Jiang Wan listened, still uneasy, but the guilt she’d felt earlier was much less.

“And another thing… when I was interrogating—no, talking with that old man, he thought I was attacking him because I’d been hurt, so he revealed some things about…” He paused, changing his words, “that parasitic phenomenon.”

The threat of the Yellow Sands made it nearly impossible for new outsiders to show up here, let alone so many children.

They couldn’t possibly be traditional human life. So… don’t worry.”

She nodded, indicating she understood, then asked, “So… the Yellow Sands? How do we leave… no. What do they want us to do?”

She frowned, adding, “Before, every time, your goal was to find the shrine. But this time, the shrine is right there, yet it seems utterly unreachable.”

Chen Qing nodded, his gaze falling on the document in his pocket. “The shrine is indeed right in front of us… but that doesn’t mean it will help us.

There’s something odd about this place…”

He recalled the old man’s words. “Do you remember what was written at the entrance to this back room?”

Jiang Wan frowned, then nodded: “Records are truth; things outside of time may always be trusted. And listen, there are only so many records; only the earliest among them may survive.”

“But do you know what I heard at the shrine?” he asked.

She shook her head, listening.

“To chant the truthful lie! Not a word outside time may be trusted!

Remember the fleeting smoke of history, leave your own footprints, let the world sing of you…”

She looked at Chen Qing, his expression somewhat strange.

“Ever since I saw the shrine, I’ve felt like I’ve forgotten something. But I’ve never been able to remember.”

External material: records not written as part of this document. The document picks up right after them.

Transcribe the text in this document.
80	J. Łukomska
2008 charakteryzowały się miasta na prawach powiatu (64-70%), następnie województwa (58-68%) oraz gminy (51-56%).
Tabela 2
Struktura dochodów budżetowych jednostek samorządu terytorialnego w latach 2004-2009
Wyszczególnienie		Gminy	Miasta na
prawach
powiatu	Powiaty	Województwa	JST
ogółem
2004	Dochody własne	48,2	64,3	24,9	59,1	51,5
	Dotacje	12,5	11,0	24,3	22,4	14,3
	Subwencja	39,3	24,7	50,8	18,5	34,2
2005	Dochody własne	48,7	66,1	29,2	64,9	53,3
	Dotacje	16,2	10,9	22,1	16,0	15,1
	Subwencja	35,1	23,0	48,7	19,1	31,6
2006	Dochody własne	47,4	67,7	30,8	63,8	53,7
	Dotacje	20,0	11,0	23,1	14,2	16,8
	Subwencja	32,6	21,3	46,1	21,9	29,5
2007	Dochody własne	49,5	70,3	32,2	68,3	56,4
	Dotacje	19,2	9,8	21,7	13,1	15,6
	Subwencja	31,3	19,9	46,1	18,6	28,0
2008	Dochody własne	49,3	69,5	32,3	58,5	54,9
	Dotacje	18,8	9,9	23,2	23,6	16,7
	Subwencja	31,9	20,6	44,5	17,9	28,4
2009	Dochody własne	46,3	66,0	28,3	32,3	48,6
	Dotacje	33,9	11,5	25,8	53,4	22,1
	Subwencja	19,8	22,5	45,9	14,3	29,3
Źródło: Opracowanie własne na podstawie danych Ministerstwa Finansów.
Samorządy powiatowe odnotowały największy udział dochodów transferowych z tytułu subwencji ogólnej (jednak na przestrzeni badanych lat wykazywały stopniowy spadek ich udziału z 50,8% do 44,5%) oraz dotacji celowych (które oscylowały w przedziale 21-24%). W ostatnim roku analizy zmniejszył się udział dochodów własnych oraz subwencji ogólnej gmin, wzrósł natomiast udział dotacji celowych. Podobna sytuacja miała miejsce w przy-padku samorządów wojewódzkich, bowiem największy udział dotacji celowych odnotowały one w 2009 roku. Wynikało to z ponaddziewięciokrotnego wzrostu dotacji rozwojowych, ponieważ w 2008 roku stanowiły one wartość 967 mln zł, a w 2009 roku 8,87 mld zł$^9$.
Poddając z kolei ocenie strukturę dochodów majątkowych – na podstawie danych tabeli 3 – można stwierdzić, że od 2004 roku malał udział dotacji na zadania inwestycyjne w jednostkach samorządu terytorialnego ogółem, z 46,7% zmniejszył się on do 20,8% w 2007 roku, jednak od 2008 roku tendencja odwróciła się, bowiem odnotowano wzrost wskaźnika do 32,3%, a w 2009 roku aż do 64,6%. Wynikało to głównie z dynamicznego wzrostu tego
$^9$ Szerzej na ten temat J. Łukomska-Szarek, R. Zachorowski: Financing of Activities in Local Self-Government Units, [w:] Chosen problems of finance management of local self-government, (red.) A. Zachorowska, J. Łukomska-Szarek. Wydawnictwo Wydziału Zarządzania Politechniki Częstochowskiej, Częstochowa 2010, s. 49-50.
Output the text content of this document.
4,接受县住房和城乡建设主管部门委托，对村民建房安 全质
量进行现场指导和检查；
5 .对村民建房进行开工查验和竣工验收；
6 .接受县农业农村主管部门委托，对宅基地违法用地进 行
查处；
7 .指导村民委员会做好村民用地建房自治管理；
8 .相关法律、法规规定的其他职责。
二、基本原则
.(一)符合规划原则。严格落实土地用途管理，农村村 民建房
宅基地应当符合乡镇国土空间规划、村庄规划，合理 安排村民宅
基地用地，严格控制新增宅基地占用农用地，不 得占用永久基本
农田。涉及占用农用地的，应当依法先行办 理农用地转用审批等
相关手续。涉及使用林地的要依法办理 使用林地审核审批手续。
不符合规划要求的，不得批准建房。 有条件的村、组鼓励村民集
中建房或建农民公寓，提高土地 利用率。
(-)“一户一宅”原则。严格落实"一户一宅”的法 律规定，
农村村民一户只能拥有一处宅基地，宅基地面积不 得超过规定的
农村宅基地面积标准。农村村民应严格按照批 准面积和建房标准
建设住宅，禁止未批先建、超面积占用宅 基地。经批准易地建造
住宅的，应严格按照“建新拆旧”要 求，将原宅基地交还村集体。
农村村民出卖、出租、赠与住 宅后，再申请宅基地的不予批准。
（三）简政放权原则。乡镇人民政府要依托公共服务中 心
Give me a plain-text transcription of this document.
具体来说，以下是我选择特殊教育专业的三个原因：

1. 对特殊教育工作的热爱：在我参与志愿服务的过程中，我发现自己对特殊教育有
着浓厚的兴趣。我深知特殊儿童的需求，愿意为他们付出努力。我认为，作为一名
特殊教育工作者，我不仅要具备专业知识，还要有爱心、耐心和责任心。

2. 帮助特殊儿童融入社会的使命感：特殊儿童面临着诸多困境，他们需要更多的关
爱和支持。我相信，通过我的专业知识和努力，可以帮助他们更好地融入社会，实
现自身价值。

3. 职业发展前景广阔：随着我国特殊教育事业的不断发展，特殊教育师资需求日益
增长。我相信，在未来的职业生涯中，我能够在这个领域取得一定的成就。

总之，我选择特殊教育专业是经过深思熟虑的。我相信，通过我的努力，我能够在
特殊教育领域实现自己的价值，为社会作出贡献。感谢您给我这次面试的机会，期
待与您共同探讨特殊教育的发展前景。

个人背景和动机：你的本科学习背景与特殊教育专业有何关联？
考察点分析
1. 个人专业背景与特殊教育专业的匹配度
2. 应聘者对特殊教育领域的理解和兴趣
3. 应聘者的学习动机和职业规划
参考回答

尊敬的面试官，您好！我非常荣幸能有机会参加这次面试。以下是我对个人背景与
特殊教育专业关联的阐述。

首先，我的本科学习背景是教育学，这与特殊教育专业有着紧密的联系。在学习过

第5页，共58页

“And then, do you know what the old man told me?” he asked.

She shook her head again.

“You need to write down the thing you fear most on the document…” He pointed at the paper in his hand and continued, “He also told me… the Yellow Sands aren’t the price. The Yellow Sands are their origin… or rather, the shrine answered them, and, as a deity, gave them its answer.”

He told me to write down the most terrifying thing in this place!

That’s not the price. Maybe none of the three were lying…

Among these three statements, all of them are true!

Write down the greatest terror this place has seen, write down the truest thing here, and write down the greatest falsehood this place has known!

He looked at the document in his hand—and for the first time, set pen to paper.

“A ten-meter-tall donut, running wildly across the ground.”

As the words took shape under his pen, a line on the document began to turn yellow and wither.

Jiang Wan stared at him, her face a mixture of fear and confusion.

“Chen Qing, if you’re still half-asleep, you should go get some rest first.”